Illustration of the K(f) extension: three input boxes labeled x1, x2, x3 on the left, an ellipsis below them; a central program box with code lines inside, labeled 'program f (weights)' and a bracket showing |f|; three output boxes labeled y1, y2, y3 on the right, an ellipsis below them. Three arrows go from each input into the same program, and three arrows leave the program toward the matching output. Bottom caption: K(f) equals the length of the shortest program f such that f(x_i) equals y_i for every pair. — Figure 2. The same picture, raised one level. A single program f — the weights — consumes many inputs xᵢ and produces the matching outputs yᵢ. *K(f)* is the length of the shortest such program.

Hallucination, by Another Name

The frame is useful because it changes which questions are interesting. An LLM doing well at a task is, by this account, a statement that the relevant slice of the world is K-compressible — that there exists a short program for it, and training has found a reasonable approximation. An LLM failing at a task often means the opposite: the genuine K-complexity of the task exceeds what the model's weights can hold, and the gap shows up as confusion or hallucination. Hallucinations, in this language, are decompression artifacts — places where the model's short program cannot reach the long thing it was meant to encode, and so it fabricates plausible bits to fill the silence. The debate over whether models “really understand” softens, in Kolmogorov's hand, into a more tractable question: how much of the thing you are asking about is compressible at all, and how close to K has the model gotten?

The Same Shape

The same lens, finally, illuminates the human in the loop. Humans, perhaps more visibly than computers, are in the compression business. A toddler compresses thousands of dropped-cup observations into the rule that things fall; Newton compressed centuries of astronomy and ballistics into a single line of algebra; Maxwell compressed the entire pre-relativistic theory of electromagnetism into four equations. To understand something, in the human sense, is precisely to have found a short program for it. A skilled mathematician is, almost definitionally, a person who finds unusually short descriptions of complicated things; and Andrey Nikolaevich Kolmogorov, in his Moscow seminar and his Saturday afternoons at School No. 18, was both that person and the trainer of a generation of others to be it too.
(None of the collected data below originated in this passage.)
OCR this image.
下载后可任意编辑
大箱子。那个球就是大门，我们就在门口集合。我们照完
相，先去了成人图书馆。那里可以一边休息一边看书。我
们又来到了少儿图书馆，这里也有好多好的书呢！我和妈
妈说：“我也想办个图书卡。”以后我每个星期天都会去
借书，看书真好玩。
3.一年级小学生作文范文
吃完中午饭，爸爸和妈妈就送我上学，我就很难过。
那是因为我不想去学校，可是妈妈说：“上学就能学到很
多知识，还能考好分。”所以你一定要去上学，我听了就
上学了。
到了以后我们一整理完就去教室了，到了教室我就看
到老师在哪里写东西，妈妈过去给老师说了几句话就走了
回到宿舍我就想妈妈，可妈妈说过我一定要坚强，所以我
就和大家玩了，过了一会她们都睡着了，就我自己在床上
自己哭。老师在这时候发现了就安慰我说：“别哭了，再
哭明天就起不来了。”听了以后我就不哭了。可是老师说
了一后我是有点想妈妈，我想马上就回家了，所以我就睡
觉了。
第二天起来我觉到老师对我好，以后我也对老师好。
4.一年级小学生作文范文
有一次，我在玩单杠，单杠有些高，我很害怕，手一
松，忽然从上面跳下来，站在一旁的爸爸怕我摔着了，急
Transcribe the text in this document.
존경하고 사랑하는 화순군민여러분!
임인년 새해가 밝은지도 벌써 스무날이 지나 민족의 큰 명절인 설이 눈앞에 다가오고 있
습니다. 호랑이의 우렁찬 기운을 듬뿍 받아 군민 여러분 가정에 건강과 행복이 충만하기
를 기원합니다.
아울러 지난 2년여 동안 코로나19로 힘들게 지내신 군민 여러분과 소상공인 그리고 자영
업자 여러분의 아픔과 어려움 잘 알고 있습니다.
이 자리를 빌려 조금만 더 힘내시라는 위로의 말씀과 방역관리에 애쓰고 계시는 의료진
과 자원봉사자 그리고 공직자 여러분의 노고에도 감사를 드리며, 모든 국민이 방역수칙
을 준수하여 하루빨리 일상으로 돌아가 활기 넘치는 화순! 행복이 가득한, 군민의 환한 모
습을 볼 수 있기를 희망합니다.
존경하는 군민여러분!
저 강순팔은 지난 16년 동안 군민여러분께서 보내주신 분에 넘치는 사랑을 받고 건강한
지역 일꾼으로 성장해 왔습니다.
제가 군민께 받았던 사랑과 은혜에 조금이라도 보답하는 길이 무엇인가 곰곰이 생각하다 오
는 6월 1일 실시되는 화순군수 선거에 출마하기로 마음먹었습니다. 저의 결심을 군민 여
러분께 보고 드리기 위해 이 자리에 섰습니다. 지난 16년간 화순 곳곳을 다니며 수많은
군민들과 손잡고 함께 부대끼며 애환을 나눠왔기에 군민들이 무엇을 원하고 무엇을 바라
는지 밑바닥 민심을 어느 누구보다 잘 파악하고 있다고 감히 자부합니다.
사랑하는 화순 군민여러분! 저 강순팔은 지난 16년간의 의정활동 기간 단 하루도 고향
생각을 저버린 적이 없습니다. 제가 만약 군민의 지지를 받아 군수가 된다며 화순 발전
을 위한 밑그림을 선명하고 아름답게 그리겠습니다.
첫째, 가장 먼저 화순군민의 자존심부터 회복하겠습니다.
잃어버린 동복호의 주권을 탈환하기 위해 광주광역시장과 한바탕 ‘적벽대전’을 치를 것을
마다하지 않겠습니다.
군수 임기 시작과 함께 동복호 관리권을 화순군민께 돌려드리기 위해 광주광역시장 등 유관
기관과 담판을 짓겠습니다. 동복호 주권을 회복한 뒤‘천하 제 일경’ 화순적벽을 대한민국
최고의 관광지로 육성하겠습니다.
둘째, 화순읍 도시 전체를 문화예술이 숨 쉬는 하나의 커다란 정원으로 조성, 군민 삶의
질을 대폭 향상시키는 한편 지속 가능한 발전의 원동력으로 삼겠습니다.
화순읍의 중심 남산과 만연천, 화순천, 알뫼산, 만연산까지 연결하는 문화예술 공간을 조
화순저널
The deep symmetry that emerges, eighty years after his 1965 paper, is that human minds and language models are doing — in radically different substrates, at radically different scales — approximately the same job: finding short descriptions of long things. The piece of mathematics he named while explaining probability turned out, in retrospect, to be the cleanest frame we have for talking about both kinds of mind. Understanding has the same shape whether it sits in eighty-six billion neurons or six hundred billion parameters. It is, in both cases, a thing whose K-complexity is much less than what it explains.